The Myth of Device Diversity
There's that great part in Charlie and the Chocolate Factory when Willy Wonka introduces the kids to his seductive candy forest with the oompa loompas and chocolate river. The fat kid's jaw drops and Veruca Salt's eyes bulge. Great scene. Contrast that with Henry Ford who famously said about the Model T in 1916: "You can have it any color -- so long as it's black." In the past year, enterprise device diversity has shifted from Willy Wonka to Henry Ford.

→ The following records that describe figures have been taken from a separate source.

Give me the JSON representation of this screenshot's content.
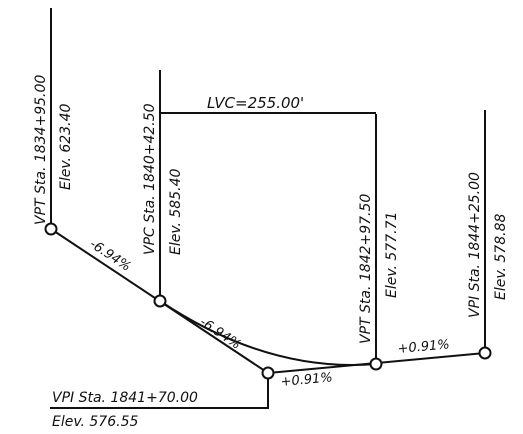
{
  "diagram": {
    "points": {
      "vpt_start": {
        "station": "VPT Sta. 1834+95.00",
        "elevation": "Elev. 623.40"
      },
      "vpc": {
        "station": "VPC Sta. 1840+42.50",
        "elevation": "Elev. 585.40"
      },
      "vpi_low": {
        "station": "VPI Sta. 1841+70.00",
        "elevation": "Elev. 576.55"
      },
      "vpt_end": {
        "station": "VPT Sta. 1842+97.50",
        "elevation": "Elev. 577.71"
      },
      "vpi_end": {
        "station": "VPI Sta. 1844+25.00",
        "elevation": "Elev. 578.88"
      }
    },
    "lvc": "LVC=255.00'",
    "grades": {
      "down_upper": "-6.94%",
      "down_lower": "-6.94%",
      "up_inner": "+0.91%",
      "up_outer": "+0.91%"
    },
    "colors": {
      "ink": "#111111",
      "background": "#ffffff"
    }
  }
}
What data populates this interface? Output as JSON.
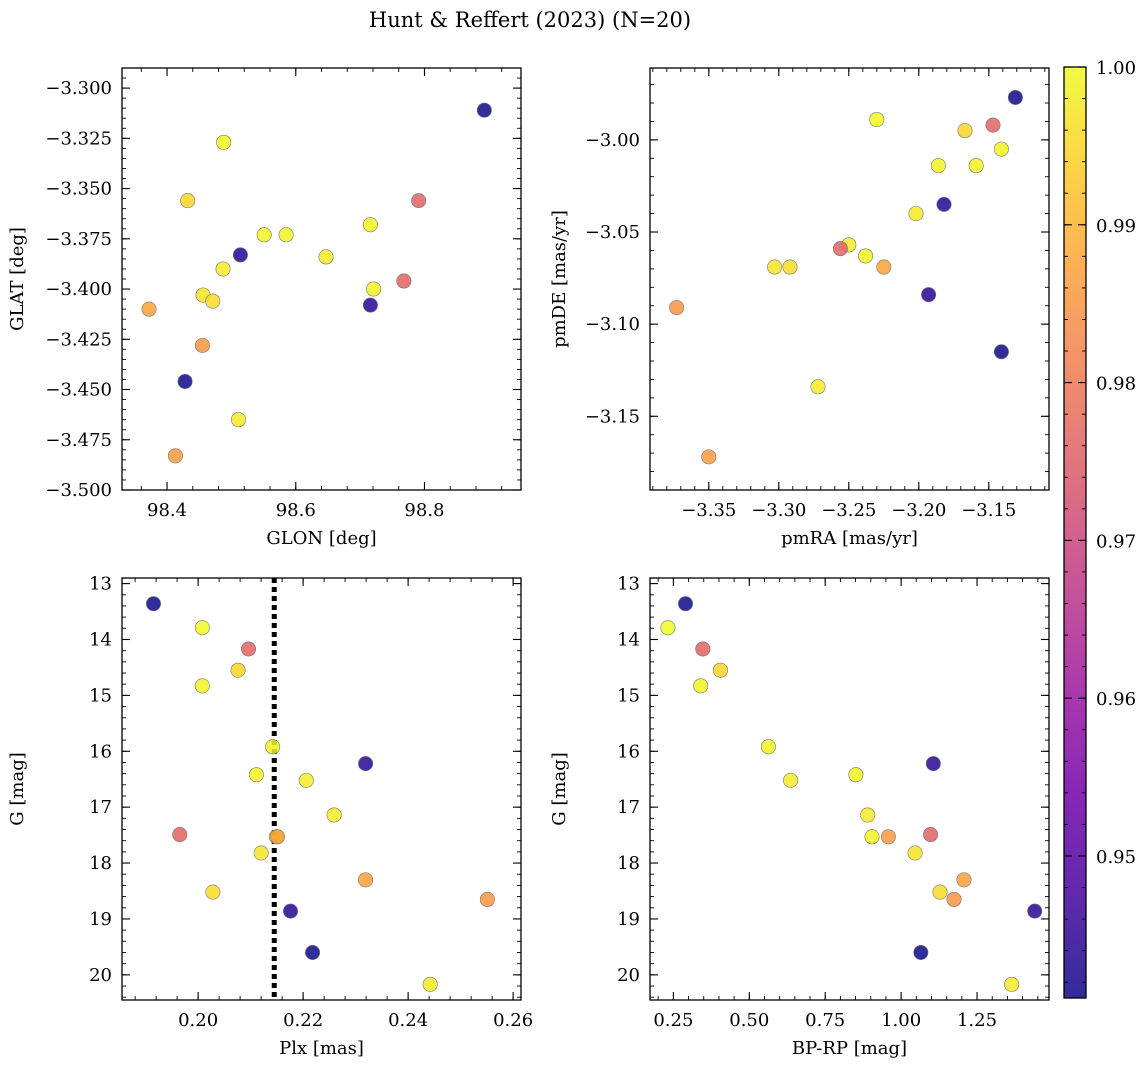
{
  "figure_title": "Hunt & Reffert (2023) (N=20)",
  "colorbar": {
    "min": 0.941,
    "max": 1.0,
    "ticks": [
      0.95,
      0.96,
      0.97,
      0.98,
      0.99,
      1.0
    ],
    "tick_labels": [
      "0.95",
      "0.96",
      "0.97",
      "0.98",
      "0.99",
      "1.00"
    ],
    "colormap": [
      "#0d0887",
      "#46039f",
      "#7201a8",
      "#9c179e",
      "#bd3786",
      "#d8576b",
      "#ed7953",
      "#fb9f3a",
      "#fdca26",
      "#f0f921"
    ]
  },
  "chart_data": [
    {
      "type": "scatter",
      "name": "glon-glat",
      "xlabel": "GLON [deg]",
      "ylabel": "GLAT [deg]",
      "xlim": [
        98.33,
        98.95
      ],
      "ylim": [
        -3.5,
        -3.29
      ],
      "y_inverted": false,
      "xticks": [
        98.4,
        98.6,
        98.8
      ],
      "xtick_labels": [
        "98.4",
        "98.6",
        "98.8"
      ],
      "yticks": [
        -3.5,
        -3.475,
        -3.45,
        -3.425,
        -3.4,
        -3.375,
        -3.35,
        -3.325,
        -3.3
      ],
      "ytick_labels": [
        "−3.500",
        "−3.475",
        "−3.450",
        "−3.425",
        "−3.400",
        "−3.375",
        "−3.350",
        "−3.325",
        "−3.300"
      ],
      "x": [
        98.893,
        98.488,
        98.791,
        98.432,
        98.716,
        98.585,
        98.551,
        98.514,
        98.647,
        98.487,
        98.768,
        98.721,
        98.456,
        98.471,
        98.372,
        98.716,
        98.455,
        98.428,
        98.511,
        98.413
      ],
      "y": [
        -3.311,
        -3.327,
        -3.356,
        -3.356,
        -3.368,
        -3.373,
        -3.373,
        -3.383,
        -3.384,
        -3.39,
        -3.396,
        -3.4,
        -3.403,
        -3.406,
        -3.41,
        -3.408,
        -3.428,
        -3.446,
        -3.465,
        -3.483
      ]
    },
    {
      "type": "scatter",
      "name": "pmra-pmde",
      "xlabel": "pmRA [mas/yr]",
      "ylabel": "pmDE [mas/yr]",
      "xlim": [
        -3.392,
        -3.107
      ],
      "ylim": [
        -3.19,
        -2.961
      ],
      "y_inverted": false,
      "xticks": [
        -3.35,
        -3.3,
        -3.25,
        -3.2,
        -3.15
      ],
      "xtick_labels": [
        "−3.35",
        "−3.30",
        "−3.25",
        "−3.20",
        "−3.15"
      ],
      "yticks": [
        -3.15,
        -3.1,
        -3.05,
        -3.0
      ],
      "ytick_labels": [
        "−3.15",
        "−3.10",
        "−3.05",
        "−3.00"
      ],
      "x": [
        -3.131,
        -3.23,
        -3.147,
        -3.167,
        -3.141,
        -3.186,
        -3.159,
        -3.182,
        -3.202,
        -3.25,
        -3.256,
        -3.238,
        -3.303,
        -3.292,
        -3.225,
        -3.193,
        -3.373,
        -3.141,
        -3.272,
        -3.35
      ],
      "y": [
        -2.977,
        -2.989,
        -2.992,
        -2.995,
        -3.005,
        -3.014,
        -3.014,
        -3.035,
        -3.04,
        -3.057,
        -3.059,
        -3.063,
        -3.069,
        -3.069,
        -3.069,
        -3.084,
        -3.091,
        -3.115,
        -3.134,
        -3.172
      ]
    },
    {
      "type": "scatter",
      "name": "plx-g",
      "xlabel": "Plx [mas]",
      "ylabel": "G [mag]",
      "xlim": [
        0.1855,
        0.2615
      ],
      "ylim": [
        20.45,
        12.9
      ],
      "y_inverted": true,
      "vline": 0.2145,
      "xticks": [
        0.2,
        0.22,
        0.24,
        0.26
      ],
      "xtick_labels": [
        "0.20",
        "0.22",
        "0.24",
        "0.26"
      ],
      "yticks": [
        13,
        14,
        15,
        16,
        17,
        18,
        19,
        20
      ],
      "ytick_labels": [
        "13",
        "14",
        "15",
        "16",
        "17",
        "18",
        "19",
        "20"
      ],
      "x": [
        0.1915,
        0.2008,
        0.2096,
        0.2076,
        0.2008,
        0.2142,
        0.2111,
        0.2319,
        0.2206,
        0.2259,
        0.1965,
        0.2149,
        0.212,
        0.2028,
        0.2319,
        0.2176,
        0.2551,
        0.2218,
        0.2442,
        0.2151
      ],
      "y": [
        13.36,
        13.79,
        14.17,
        14.55,
        14.83,
        15.92,
        16.42,
        16.22,
        16.52,
        17.14,
        17.49,
        17.53,
        17.82,
        18.52,
        18.3,
        18.86,
        18.65,
        19.6,
        20.17,
        17.53
      ]
    },
    {
      "type": "scatter",
      "name": "bprp-g",
      "xlabel": "BP-RP [mag]",
      "ylabel": "G [mag]",
      "xlim": [
        0.173,
        1.487
      ],
      "ylim": [
        20.45,
        12.9
      ],
      "y_inverted": true,
      "xticks": [
        0.25,
        0.5,
        0.75,
        1.0,
        1.25
      ],
      "xtick_labels": [
        "0.25",
        "0.50",
        "0.75",
        "1.00",
        "1.25"
      ],
      "yticks": [
        13,
        14,
        15,
        16,
        17,
        18,
        19,
        20
      ],
      "ytick_labels": [
        "13",
        "14",
        "15",
        "16",
        "17",
        "18",
        "19",
        "20"
      ],
      "x": [
        0.29,
        0.232,
        0.347,
        0.405,
        0.34,
        0.563,
        0.851,
        1.106,
        0.636,
        0.89,
        1.097,
        0.904,
        1.046,
        1.128,
        1.207,
        1.44,
        1.174,
        1.065,
        1.364,
        0.958
      ],
      "y": [
        13.36,
        13.79,
        14.17,
        14.55,
        14.83,
        15.92,
        16.42,
        16.22,
        16.52,
        17.14,
        17.49,
        17.53,
        17.82,
        18.52,
        18.3,
        18.86,
        18.65,
        19.6,
        20.17,
        17.53
      ]
    }
  ],
  "point_probability": [
    0.941,
    1.0,
    0.976,
    0.995,
    0.999,
    0.999,
    0.999,
    0.944,
    0.998,
    0.998,
    0.976,
    0.999,
    0.997,
    0.996,
    0.987,
    0.944,
    0.985,
    0.941,
    0.998,
    0.986
  ]
}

The intriguing thing is that while companies are retrenching around one or two primary devices everyone around them is doing just the opposite. Take for example the Open Mobile Exchange, an event hosted by O'Reilly I attended last week in Portland. A parade of developers representing open source mobile projects with funny names (Zembly?) proclaimed the supremacy of a dizzying variety of new (and some old) mobile platforms, frameworks, and operating systems. The community is abuzz with everything from the open sourcing of Symbian (recently acquired by Nokia) to the rise of Google's Android and the launch of mainstream LiMo (Linux Mobile) handsets by Motorola. Oh, what a time to be a mobile developer. The choices! The gadgets! The confusion! Two things are clear: 1) there’s no consensus about what devices/formats/features/networks will win and 2) everyone is trying to solve the same problem – how best to deliver a fast and feature-rich cross-platform user experience.

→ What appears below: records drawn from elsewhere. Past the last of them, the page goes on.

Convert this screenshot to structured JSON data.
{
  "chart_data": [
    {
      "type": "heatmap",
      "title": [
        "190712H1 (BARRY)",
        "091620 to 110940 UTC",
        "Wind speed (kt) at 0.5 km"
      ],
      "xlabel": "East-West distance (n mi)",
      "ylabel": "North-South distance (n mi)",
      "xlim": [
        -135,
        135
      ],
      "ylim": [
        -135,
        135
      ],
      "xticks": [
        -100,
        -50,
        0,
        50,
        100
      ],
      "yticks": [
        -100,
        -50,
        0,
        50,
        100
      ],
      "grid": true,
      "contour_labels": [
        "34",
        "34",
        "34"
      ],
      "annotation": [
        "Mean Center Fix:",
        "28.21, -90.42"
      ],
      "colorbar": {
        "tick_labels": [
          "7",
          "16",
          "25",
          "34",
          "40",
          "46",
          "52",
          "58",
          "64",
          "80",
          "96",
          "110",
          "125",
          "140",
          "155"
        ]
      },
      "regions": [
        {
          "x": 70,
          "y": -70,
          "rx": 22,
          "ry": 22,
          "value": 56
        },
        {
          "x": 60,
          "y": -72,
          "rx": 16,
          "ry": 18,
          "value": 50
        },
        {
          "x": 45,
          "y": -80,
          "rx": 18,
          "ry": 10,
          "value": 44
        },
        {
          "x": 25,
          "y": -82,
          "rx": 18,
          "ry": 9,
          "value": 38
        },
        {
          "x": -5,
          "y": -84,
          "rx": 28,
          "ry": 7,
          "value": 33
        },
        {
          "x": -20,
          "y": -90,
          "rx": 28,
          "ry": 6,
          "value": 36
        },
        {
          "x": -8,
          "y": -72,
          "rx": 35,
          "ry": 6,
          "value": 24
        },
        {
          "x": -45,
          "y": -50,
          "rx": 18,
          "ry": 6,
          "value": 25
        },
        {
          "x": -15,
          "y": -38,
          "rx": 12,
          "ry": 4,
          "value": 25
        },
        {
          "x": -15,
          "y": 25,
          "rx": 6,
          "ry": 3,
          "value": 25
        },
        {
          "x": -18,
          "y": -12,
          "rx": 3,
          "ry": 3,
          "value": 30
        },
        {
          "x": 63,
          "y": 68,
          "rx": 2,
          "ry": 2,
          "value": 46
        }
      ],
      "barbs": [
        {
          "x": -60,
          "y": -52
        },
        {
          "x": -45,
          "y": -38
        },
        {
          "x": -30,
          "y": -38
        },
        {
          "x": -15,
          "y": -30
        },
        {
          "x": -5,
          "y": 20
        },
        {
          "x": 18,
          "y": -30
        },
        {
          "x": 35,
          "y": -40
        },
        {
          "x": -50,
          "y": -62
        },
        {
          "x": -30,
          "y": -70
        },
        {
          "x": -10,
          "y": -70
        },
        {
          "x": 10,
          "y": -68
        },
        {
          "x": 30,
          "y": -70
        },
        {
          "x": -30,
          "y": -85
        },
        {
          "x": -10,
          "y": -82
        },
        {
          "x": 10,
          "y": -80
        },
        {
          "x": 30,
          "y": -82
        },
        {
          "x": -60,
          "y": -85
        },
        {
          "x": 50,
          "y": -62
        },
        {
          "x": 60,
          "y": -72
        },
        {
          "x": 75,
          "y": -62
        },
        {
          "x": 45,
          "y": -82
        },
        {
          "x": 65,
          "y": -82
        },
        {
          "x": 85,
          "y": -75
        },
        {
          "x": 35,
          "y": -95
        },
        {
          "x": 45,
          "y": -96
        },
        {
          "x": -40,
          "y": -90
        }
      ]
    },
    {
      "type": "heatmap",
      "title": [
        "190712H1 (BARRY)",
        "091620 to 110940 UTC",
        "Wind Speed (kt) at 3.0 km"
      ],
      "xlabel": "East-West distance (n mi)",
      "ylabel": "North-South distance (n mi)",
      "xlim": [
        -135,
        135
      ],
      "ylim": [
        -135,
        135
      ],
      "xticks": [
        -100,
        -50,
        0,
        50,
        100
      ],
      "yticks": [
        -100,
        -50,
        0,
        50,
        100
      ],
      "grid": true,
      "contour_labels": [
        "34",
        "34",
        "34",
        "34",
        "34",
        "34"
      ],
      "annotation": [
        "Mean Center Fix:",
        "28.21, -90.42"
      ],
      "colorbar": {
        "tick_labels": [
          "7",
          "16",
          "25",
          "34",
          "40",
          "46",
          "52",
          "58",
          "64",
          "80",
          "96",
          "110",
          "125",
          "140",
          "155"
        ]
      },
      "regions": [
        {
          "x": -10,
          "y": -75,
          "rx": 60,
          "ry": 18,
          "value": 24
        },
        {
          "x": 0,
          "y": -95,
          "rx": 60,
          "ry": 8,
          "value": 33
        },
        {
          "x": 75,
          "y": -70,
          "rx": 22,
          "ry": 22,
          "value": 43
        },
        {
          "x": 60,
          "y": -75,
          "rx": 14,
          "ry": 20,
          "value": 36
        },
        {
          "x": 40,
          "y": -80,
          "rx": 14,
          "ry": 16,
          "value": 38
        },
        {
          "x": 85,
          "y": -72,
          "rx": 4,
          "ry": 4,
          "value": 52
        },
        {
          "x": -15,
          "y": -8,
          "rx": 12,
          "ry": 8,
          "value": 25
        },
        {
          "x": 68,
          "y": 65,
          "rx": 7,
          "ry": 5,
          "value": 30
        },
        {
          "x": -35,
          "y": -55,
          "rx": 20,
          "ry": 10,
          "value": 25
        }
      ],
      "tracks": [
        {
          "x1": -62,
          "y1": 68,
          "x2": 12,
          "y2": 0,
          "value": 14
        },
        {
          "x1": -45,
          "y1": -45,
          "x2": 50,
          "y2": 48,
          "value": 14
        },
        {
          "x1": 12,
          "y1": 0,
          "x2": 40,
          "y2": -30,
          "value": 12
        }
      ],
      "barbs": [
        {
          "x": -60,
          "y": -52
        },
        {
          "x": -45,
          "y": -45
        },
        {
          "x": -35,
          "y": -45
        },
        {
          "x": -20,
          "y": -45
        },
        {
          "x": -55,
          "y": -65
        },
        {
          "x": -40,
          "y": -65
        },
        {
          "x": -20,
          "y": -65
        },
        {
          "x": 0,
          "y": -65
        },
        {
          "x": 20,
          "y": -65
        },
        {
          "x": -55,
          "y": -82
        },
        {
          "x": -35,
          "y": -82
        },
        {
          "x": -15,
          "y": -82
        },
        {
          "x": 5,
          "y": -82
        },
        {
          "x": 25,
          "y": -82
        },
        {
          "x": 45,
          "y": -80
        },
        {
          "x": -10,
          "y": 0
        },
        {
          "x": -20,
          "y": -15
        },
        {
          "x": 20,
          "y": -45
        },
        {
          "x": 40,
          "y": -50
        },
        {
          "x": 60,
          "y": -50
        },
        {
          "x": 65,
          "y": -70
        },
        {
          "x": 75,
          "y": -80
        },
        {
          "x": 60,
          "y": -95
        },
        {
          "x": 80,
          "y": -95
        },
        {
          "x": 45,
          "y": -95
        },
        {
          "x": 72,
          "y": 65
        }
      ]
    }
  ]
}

Which brings me back to today's enterprise device landscape - where "BlackBerry" is the new "Kleenex" and diversity means you can have a Pearl *or* (gasp!) a Curve. It’s a whole different universe from what I saw in Portland. For a variety of reasons ranging from security to availability to inertia, enterprises are increasingly standardizing on fewer models, carriers, and operating systems. As with many technology trends, however, it makes sense in historical context. By my calculation, it took five years for smartphones to become mainstream even though RIM shipped its first pager in '96. Similarly, it will be a year or two before new entrants to the market earn corporate IT's seal of approval. The point isn't that enterprises are laggards. It’s that mobile innovation isn't slowing down - on the contrary, it's speeding up. And as it does, adoption cycles get compressed. Case in point: the i(can’t live without)Phone. It took five years to make BlackBerry mainstream and 35% of the Fortune 500 are currently testing Apple’s lovechild less than a year after it launched. I’d say we’re looking at six months when Android handsets arrive. Hey, even Henry Ford eventually went techno-color.